Le chapitre Fonctions, dès cette année. Le tableau de signes que tu viens de construire y sert d'outil général : signe d'une fonction affine, résolution de $f(x) = 0$ et $f(x) \gt 0$ quand $f$ est un produit ou un quotient, recherche de l'ensemble de définition d'une expression. Les deux chapitres se répondent, ce sont les mêmes gestes.
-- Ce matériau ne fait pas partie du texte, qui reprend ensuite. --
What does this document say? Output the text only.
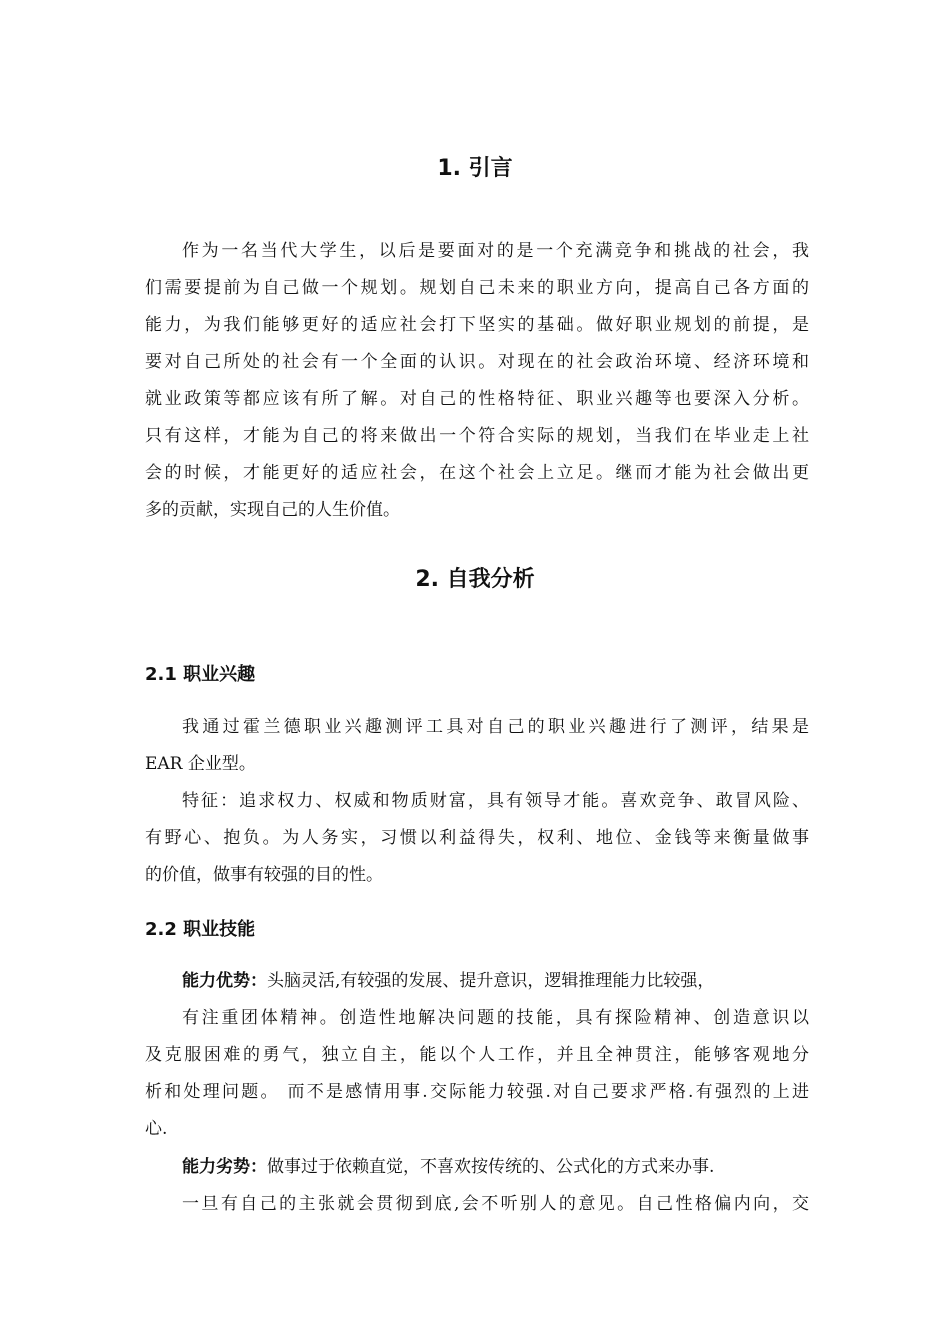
1. 引言
作为一名当代大学生，以后是要面对的是一个充满竞争和挑战的社会，我
们需要提前为自己做一个规划。规划自己未来的职业方向，提高自己各方面的
能力，为我们能够更好的适应社会打下坚实的基础。做好职业规划的前提，是
要对自己所处的社会有一个全面的认识。对现在的社会政治环境、经济环境和
就业政策等都应该有所了解。对自己的性格特征、职业兴趣等也要深入分析。
只有这样，才能为自己的将来做出一个符合实际的规划，当我们在毕业走上社
会的时候，才能更好的适应社会，在这个社会上立足。继而才能为社会做出更
多的贡献，实现自己的人生价值。
2. 自我分析
2.1 职业兴趣
我通过霍兰德职业兴趣测评工具对自己的职业兴趣进行了测评，结果是
EAR 企业型。
特征：追求权力、权威和物质财富，具有领导才能。喜欢竞争、敢冒风险、
有野心、抱负。为人务实，习惯以利益得失，权利、地位、金钱等来衡量做事
的价值，做事有较强的目的性。
2.2 职业技能
能力优势：头脑灵活,有较强的发展、提升意识，逻辑推理能力比较强，
有注重团体精神。创造性地解决问题的技能，具有探险精神、创造意识以
及克服困难的勇气，独立自主，能以个人工作，并且全神贯注，能够客观地分
析和处理问题。 而不是感情用事.交际能力较强.对自己要求严格.有强烈的上进
心.
能力劣势：做事过于依赖直觉，不喜欢按传统的、公式化的方式来办事.
一旦有自己的主张就会贯彻到底,会不听别人的意见。自己性格偏内向，交
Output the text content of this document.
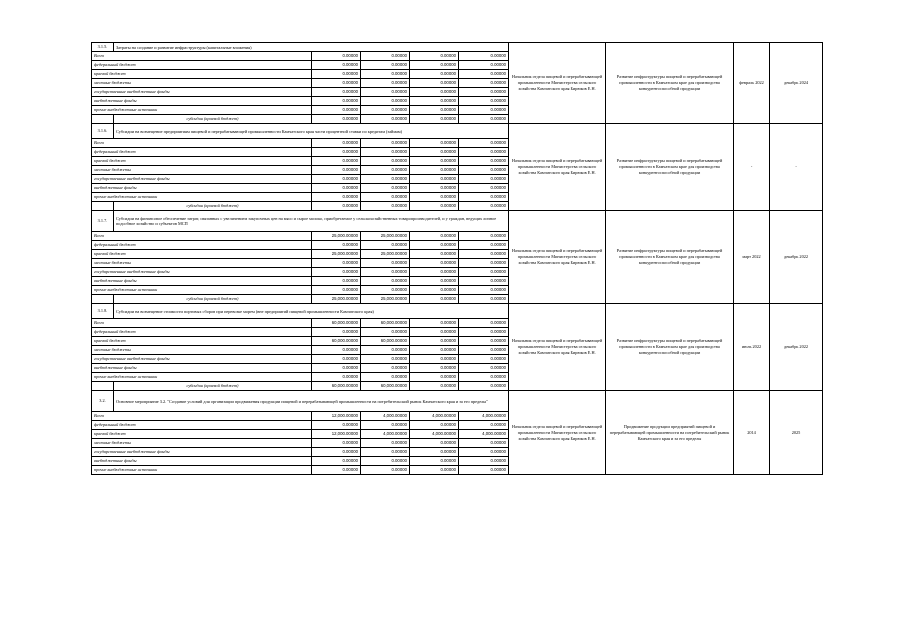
3.1.5.	Затраты на создание и развитие инфраструктуры (капитальные вложения)					Начальник отдела пищевой и перерабатывающей промышленности Министерства сельского хозяйства Камчатского края Бирюков Е.Н.	Развитие инфраструктуры пищевой и перерабатывающей промышленности в Камчатском крае для производства конкурентоспособной продукции	февраль 2022	декабрь 2024
Всего		0.00000	0.00000	0.00000	0.00000				
федеральный бюджет		0.00000	0.00000	0.00000	0.00000				
краевой бюджет		0.00000	0.00000	0.00000	0.00000				
местные бюджеты		0.00000	0.00000	0.00000	0.00000				
государственные внебюджетные фонды		0.00000	0.00000	0.00000	0.00000				
внебюджетные фонды		0.00000	0.00000	0.00000	0.00000				
прочие внебюджетные источники		0.00000	0.00000	0.00000	0.00000				
	субсидии (краевой бюджет)	0.00000	0.00000	0.00000	0.00000				
3.1.6.	Субсидии на возмещение предприятиям пищевой и перерабатывающей промышленности Камчатского края части процентной ставки по кредитам (займам)					Начальник отдела пищевой и перерабатывающей промышленности Министерства сельского хозяйства Камчатского края Бирюков Е.Н.	Развитие инфраструктуры пищевой и перерабатывающей промышленности в Камчатском крае для производства конкурентоспособной продукции	-	-
Всего		0.00000	0.00000	0.00000	0.00000				
федеральный бюджет		0.00000	0.00000	0.00000	0.00000				
краевой бюджет		0.00000	0.00000	0.00000	0.00000				
местные бюджеты		0.00000	0.00000	0.00000	0.00000				
государственные внебюджетные фонды		0.00000	0.00000	0.00000	0.00000				
внебюджетные фонды		0.00000	0.00000	0.00000	0.00000				
прочие внебюджетные источники		0.00000	0.00000	0.00000	0.00000				
	субсидии (краевой бюджет)	0.00000	0.00000	0.00000	0.00000				
3.1.7.	Субсидии на финансовое обеспечение затрат, связанных с увеличением закупочных цен на мясо и сырое молоко, приобретаемое у сельскохозяйственных товаропроизводителей, и у граждан, ведущих личное подсобное хозяйство и субъектов МСП					Начальник отдела пищевой и перерабатывающей промышленности Министерства сельского хозяйства Камчатского края Бирюков Е.Н.	Развитие инфраструктуры пищевой и перерабатывающей промышленности в Камчатском крае для производства конкурентоспособной продукции	март 2022	декабрь 2022
Всего		25,000.00000	25,000.00000	0.00000	0.00000				
федеральный бюджет		0.00000	0.00000	0.00000	0.00000				
краевой бюджет		25,000.00000	25,000.00000	0.00000	0.00000				
местные бюджеты		0.00000	0.00000	0.00000	0.00000				
государственные внебюджетные фонды		0.00000	0.00000	0.00000	0.00000				
внебюджетные фонды		0.00000	0.00000	0.00000	0.00000				
прочие внебюджетные источники		0.00000	0.00000	0.00000	0.00000				
	субсидии (краевой бюджет)	25,000.00000	25,000.00000	0.00000	0.00000				
3.1.8.	Субсидии на возмещение стоимости портовых сборов при перевозке морем (вне предприятий пищевой промышленности Камчатского края)					Начальник отдела пищевой и перерабатывающей промышленности Министерства сельского хозяйства Камчатского края Бирюков Е.Н.	Развитие инфраструктуры пищевой и перерабатывающей промышленности в Камчатском крае для производства конкурентоспособной продукции	июль 2022	декабрь 2022
Всего		60,000.00000	60,000.00000	0.00000	0.00000				
федеральный бюджет		0.00000	0.00000	0.00000	0.00000				
краевой бюджет		60,000.00000	60,000.00000	0.00000	0.00000				
местные бюджеты		0.00000	0.00000	0.00000	0.00000				
государственные внебюджетные фонды		0.00000	0.00000	0.00000	0.00000				
внебюджетные фонды		0.00000	0.00000	0.00000	0.00000				
прочие внебюджетные источники		0.00000	0.00000	0.00000	0.00000				
	субсидии (краевой бюджет)	60,000.00000	60,000.00000	0.00000	0.00000				
3.2.	Основное мероприятие 3.2. "Создание условий для организации продвижения продукции пищевой и перерабатывающей промышленности на потребительский рынок Камчатского края и за его пределы"					Начальник отдела пищевой и перерабатывающей промышленности Министерства сельского хозяйства Камчатского края Бирюков Е.Н.	Продвижение продукции предприятий пищевой и перерабатывающей промышленности на потребительский рынок Камчатского края и за его пределы	2014	2025
Всего		12,000.00000	4,000.00000	4,000.00000	4,000.00000				
федеральный бюджет		0.00000	0.00000	0.00000	0.00000				
краевой бюджет		12,000.00000	4,000.00000	4,000.00000	4,000.00000				
местные бюджеты		0.00000	0.00000	0.00000	0.00000				
государственные внебюджетные фонды		0.00000	0.00000	0.00000	0.00000				
внебюджетные фонды		0.00000	0.00000	0.00000	0.00000				
прочие внебюджетные источники		0.00000	0.00000	0.00000	0.00000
Bonus Première — hors programme de 2nde. En Première (spécialité mathématiques), on apprend à résoudre directement les équations du second degré $ax^2 + bx + c = 0$ grâce au discriminant $\Delta = b^2 - 4ac$ : deux solutions si $\Delta \gt 0$, une si $\Delta = 0$, aucune si $\Delta \lt 0$. Cette méthode n'est pas au programme de seconde et ne tombera pas à ton contrôle : cette année, une équation du second degré t'est donnée déjà factorisée, et tu la traites comme un produit nul. Le discriminant est cité ici uniquement pour situer la suite.

Le signe du trinôme. Une fois la factorisation $a(x - x_1)(x - x_2)$ obtenue, l'étude de signe est celle que tu sais déjà faire : un tableau à deux facteurs. La règle « du signe de $a$ sauf entre les racines » n'est que la lecture de ce tableau.

Et au-delà. On interprétera les inégalités portant sur deux variables comme des demi-plans, et l'ensemble des solutions d'une inéquation deviendra une région du plan plutôt qu'un intervalle. Bref, tout ce que tu viens de voir est une fondation, pas une parenthèse.